Leclerc a-t-il toujours l’oreille des ministres ? On remarque que Benoît Hamon, le ministre délégué à la Consommation, impliqué dans ce dossier, est breton lui aussi. Un point commun qui facilite les relations ? «Je n’ai rien contre lui mais il ne suffit pas de me dire Kenavo pour qu’on s’entende», sourit le ministre. En gage de bonne volonté, l’épicier de Landerneau a récemment inauguré des rayons made in France dans quelques magasins tests. De quoi faire plaisir à Arnaud Montebourg. «Ne vous inquiétez pas pour Leclerc, il a beaucoup de réseaux et il est prêt à utiliser toutes les cartes…», ajoute un proche du gouvernement. Son forfait mobile aussi : plusieurs parlementaires auraient eu l’honneur d’un coup de fil ces derniers mois.

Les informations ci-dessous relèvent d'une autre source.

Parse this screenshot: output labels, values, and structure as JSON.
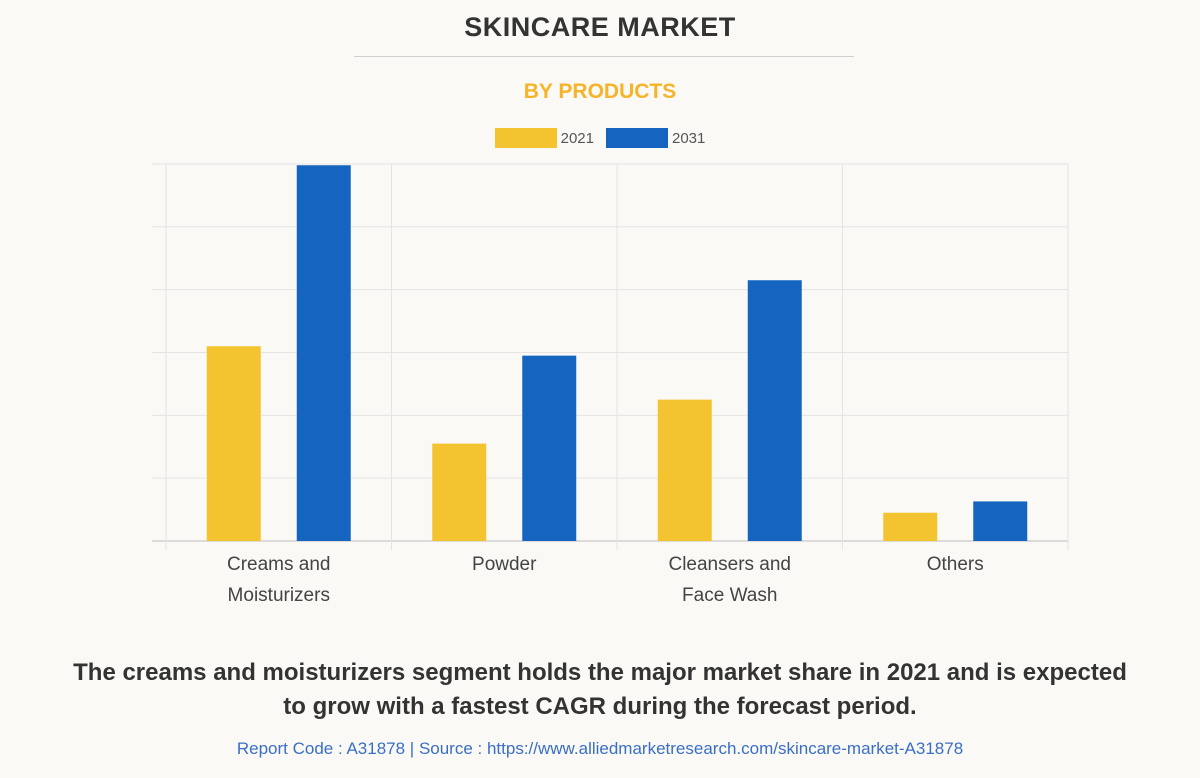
{
  "header": {
    "title": "SKINCARE MARKET",
    "subtitle": "BY PRODUCTS"
  },
  "chart_data": {
    "type": "bar",
    "title": "SKINCARE MARKET",
    "subtitle": "BY PRODUCTS",
    "xlabel": "",
    "ylabel": "",
    "ylim": [
      0,
      6
    ],
    "grid": true,
    "legend_position": "top-center",
    "categories": [
      [
        "Creams and",
        "Moisturizers"
      ],
      [
        "Powder"
      ],
      [
        "Cleansers and",
        "Face Wash"
      ],
      [
        "Others"
      ]
    ],
    "series": [
      {
        "name": "2021",
        "color": "#f4c430",
        "values": [
          3.1,
          1.55,
          2.25,
          0.45
        ]
      },
      {
        "name": "2031",
        "color": "#1565c0",
        "values": [
          5.98,
          2.95,
          4.15,
          0.63
        ]
      }
    ]
  },
  "caption": {
    "line1": "The creams and moisturizers segment holds the major market share in 2021 and is expected",
    "line2": "to grow with a fastest CAGR during the forecast period."
  },
  "footer": {
    "text": "Report Code : A31878  |  Source : https://www.alliedmarketresearch.com/skincare-market-A31878"
  }
}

Les pharmaciens : ils l’accusent de ne pas faire à l’étranger ce qu’il promet en France

C’est devenu une ritournelle. Début février, Michel-Edouard Leclerc a de nouveau réaffirmé son projet de vendre des médicaments non remboursés dans ses 180 parapharmacies, promettant des rabais de 25 à 30%. Mais, quand on touche à leur pré carré, les apothicaires ont du répondant. La FedMed, l’un des syndicats de la profession, s’est ainsi payé pour 20.000 euros une websérie humoristique (Jenaibesoin.com) où l’on voit un gogo dépenser une dizaine d’euros d’essence pour se rendre chez Leclerc alors qu’il a une pharmacie en bas de chez lui.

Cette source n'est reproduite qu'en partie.